AS THE KETCHUP FLOWS …

January 27, 2014

By Arthur H. Gunther III
ahgunther@hotmail.com

It may seem hilarious and even back-woodsy, but there was a moment, a long one, when at 2 a.m. in a diner, say Hogan’s in West Nyack, N.Y., when you instinctively pulled up your feet as the floor guy came by, splashing Clorox and water at the terrazzo floor. Hey, if he hit your shoes, they were washed too — for free.
Hogan’s, the old one, the place that looked like Edward Hopper’s image of a diner, was not fancy, although the food, short order mostly, was so well practiced a craft there that it could have been cordon bleu. Hogan’s would not be fancy — it’s clientele would not have that. It was just a down-to-earth comfortable joint, and joint was OK. It connected the dots in your life.
I’d hit the place, sometimes, after my photographer shift at the also old Journal-News in nearby Nyack. I might sit at the counter, where stools were placed on a bulkhead, so you didn’t worry about the floor guy. Other times I was too tired for that and needed a rest at my back, so I took to one of the 8 or 10 booths along the defining front windows of the railway car-like diner.
Also at about 2 a.m., the waitress would come by and swing a fresh bottle of ketchup across the table, and you hardly noticed that either, reflexively reaching for it with left hand while grabbing the near-empty with the right and then swinging that back to her in a return shot. You did this with the sugar, too.
It was life in an old diner, and if you were a regular like me, you were family, so you helped out. You may not have known the cook, the waitress, the floor guy by name, but a wink or nod was all you needed to keep in touch anyway. Diners weren’t much about talking.
Ketchup was a quality marker in the old diners. Hogan’s used fresh stock to refill, but some others watered the mix. Aficionados, and they went to old diners, too, understood that ketchup, a freshly filled bottle, had to be slapped at the bottom to get the flow going. Or you could use the old slide-in-the-table-knife trick. If a full bottle poured easily, it wasn’t choice.
Like everything else at Hogan’s, the ketchup passed mustard. In that, and in the place itself, the new day’s anchor was set at its mooring for night newspaper stiffs like me.

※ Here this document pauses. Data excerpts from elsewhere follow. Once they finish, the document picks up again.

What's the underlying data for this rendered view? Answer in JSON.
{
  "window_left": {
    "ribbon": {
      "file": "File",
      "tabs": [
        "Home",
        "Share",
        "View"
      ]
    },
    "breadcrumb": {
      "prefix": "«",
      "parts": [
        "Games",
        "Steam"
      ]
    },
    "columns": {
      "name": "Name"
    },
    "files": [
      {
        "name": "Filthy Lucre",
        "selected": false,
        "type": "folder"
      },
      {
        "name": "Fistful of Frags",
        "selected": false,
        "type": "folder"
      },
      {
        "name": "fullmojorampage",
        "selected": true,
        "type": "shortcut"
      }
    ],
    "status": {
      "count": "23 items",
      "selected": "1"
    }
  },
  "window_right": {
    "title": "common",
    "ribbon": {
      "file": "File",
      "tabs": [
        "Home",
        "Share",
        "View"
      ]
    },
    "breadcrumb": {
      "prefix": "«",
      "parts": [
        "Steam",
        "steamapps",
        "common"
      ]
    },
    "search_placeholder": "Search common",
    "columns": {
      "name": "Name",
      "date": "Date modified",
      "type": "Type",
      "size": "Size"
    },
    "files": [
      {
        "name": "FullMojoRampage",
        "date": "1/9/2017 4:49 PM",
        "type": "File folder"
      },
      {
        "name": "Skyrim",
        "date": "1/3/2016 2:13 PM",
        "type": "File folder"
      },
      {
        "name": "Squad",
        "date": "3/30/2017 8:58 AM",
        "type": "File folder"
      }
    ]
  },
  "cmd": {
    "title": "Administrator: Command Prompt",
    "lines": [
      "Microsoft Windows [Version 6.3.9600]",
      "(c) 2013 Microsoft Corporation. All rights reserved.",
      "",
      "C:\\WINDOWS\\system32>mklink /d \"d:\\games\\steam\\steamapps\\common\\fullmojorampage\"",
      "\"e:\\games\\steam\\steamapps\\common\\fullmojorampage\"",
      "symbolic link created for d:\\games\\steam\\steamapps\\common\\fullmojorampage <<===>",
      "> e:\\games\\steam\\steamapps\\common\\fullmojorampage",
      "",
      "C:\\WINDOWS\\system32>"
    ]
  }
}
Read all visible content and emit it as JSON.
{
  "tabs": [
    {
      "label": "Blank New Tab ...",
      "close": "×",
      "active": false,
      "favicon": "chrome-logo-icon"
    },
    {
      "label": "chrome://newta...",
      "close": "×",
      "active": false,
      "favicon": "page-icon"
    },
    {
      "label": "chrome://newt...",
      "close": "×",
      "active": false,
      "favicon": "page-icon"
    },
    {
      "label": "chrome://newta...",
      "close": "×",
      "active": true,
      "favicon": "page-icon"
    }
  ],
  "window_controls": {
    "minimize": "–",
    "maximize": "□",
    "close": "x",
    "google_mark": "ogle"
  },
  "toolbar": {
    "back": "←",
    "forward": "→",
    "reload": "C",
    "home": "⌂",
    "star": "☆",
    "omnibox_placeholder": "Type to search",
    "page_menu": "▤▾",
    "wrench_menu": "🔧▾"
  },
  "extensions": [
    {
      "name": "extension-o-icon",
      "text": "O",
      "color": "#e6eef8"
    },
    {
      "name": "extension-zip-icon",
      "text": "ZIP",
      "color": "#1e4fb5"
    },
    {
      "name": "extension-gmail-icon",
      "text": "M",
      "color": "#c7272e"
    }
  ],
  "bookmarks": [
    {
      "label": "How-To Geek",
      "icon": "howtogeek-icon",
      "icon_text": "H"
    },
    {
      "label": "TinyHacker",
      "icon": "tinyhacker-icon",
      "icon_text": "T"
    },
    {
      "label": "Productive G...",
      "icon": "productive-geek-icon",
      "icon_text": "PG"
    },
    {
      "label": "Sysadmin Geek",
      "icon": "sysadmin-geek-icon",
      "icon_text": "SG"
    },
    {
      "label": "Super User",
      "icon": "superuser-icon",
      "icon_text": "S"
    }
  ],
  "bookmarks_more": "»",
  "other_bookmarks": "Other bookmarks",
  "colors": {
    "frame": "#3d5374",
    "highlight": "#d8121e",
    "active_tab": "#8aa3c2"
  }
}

The writer is a retired newspaperman. Contact him at ahgunther@hotmail.com. This essay may be reproduced.

4 thoughts on “AS THE KETCHUP FLOWS …

  1. For me Art, the diner was located just outside the back gate to the US Naval Training Center in Great Lakes, Illinois. The Holiday Diner was just like Hogan’s would be a decade later. A silver railroad car with red stripes down the length. Out on a 48 hours pass from my Navy training we would “Make it to Hollywood.” about 2 or 3 in the cool morning. Winds blowing off the nearby Lake Michigan added to our appetites. The problem though was the lack of jingle in our pockets. We had enough coins to afford a cup of Joe, then a quarter. The waitress would slop a cup on the counter in front of us and ask, “Anything Else?”
    “”How about some crackers?” we would reply knowing they were free. Crumbling the cracker packets in the saucer for our coffee we would then add the garnish of at least a quarter cup of ketchup add some salt and pepper and we had a late night snack. Lacking nutrition, but filling the stomach of a twenty year-old.

    Funny, the old waitress never threw us out, but the dishwasher sure went out of his way to slosh the bleach and floor cleaner on our spit shined Navy broughams.

    At the Diner Memories of 2AM….

  2. I remember Hogan’s diner vividly. I used to hang out with a group of friends in the 70’s and we always ended up there. Good memories…thanks for sharing.